Timothy Adcock

Personal information
- Full name: Timothy William Adcock
- Born: 25 May 1972 (age 54) Wegberg, North Rhine-Westphalia, West Germany
- Batting: Right-handed
- Role: Wicket-keeper

Domestic team information
- 1993–2000: Northumberland

Career statistics
| Competition | List A |
| Matches | 1 |
| Runs scored | 28 |
| Batting average | 28.00 |
| 100s/50s | 0/0 |
| Top score | 28 |
| Catches/stumpings | 0/0 |
- Source: Cricinfo, 28 June 2011
- Allegiance: United Kingdom
- Branch: Royal Air Force
- Rank: Flight lieutenant

= Timothy Adcock =

Cricketer (born 1972)

Timothy William Adcock (born 25 May 1972) is a former English cricketer and current Royal Air Force officer. In cricket, Adcock was a right-handed batsman who fielded as a wicket-keeper. He was born in Wegberg, North Rhine-Westphalia, West Germany.
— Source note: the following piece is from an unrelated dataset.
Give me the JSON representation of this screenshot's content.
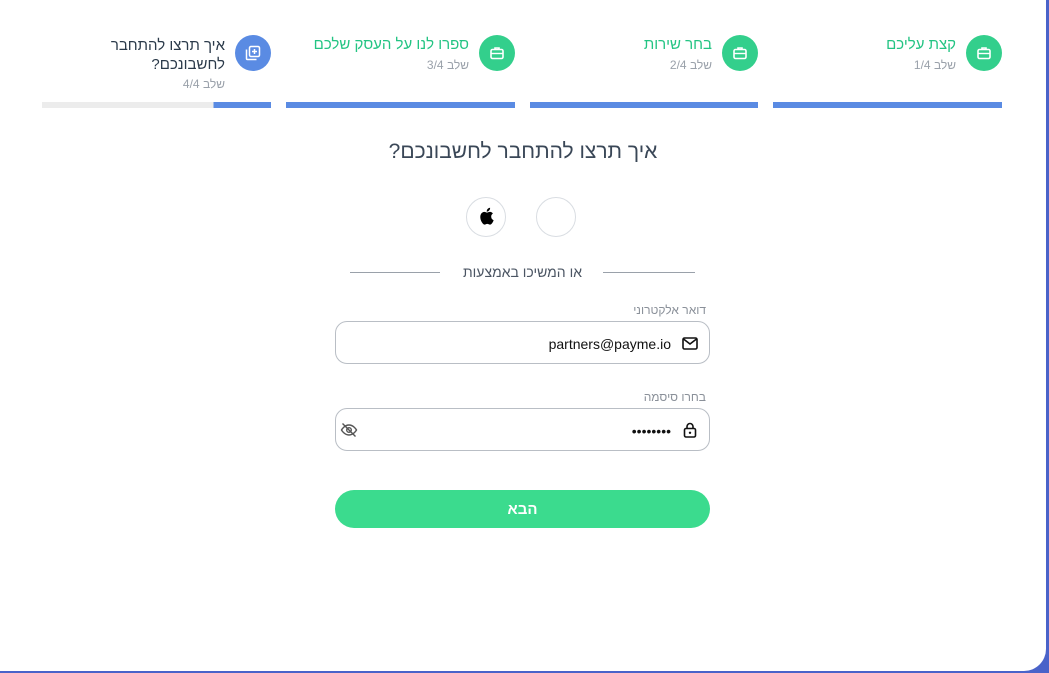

Adcock made his debut for Northumberland in the 1993 Minor Counties Championship against Suffolk. Adcock played Minor counties cricket for Northumberland from 1993 to 2000, which included 38 Minor Counties Championship matches and 7 MCCA Knockout Trophy matches. He made his only List A appearance against Nottinghamshire in the 1994 NatWest Trophy. In this match, he scored 28 runs before being dismissed by Mark Crawley.

Adcock is a flight lieutenant in the Royal Air Force, where he plays for the Royal Air Force cricket team.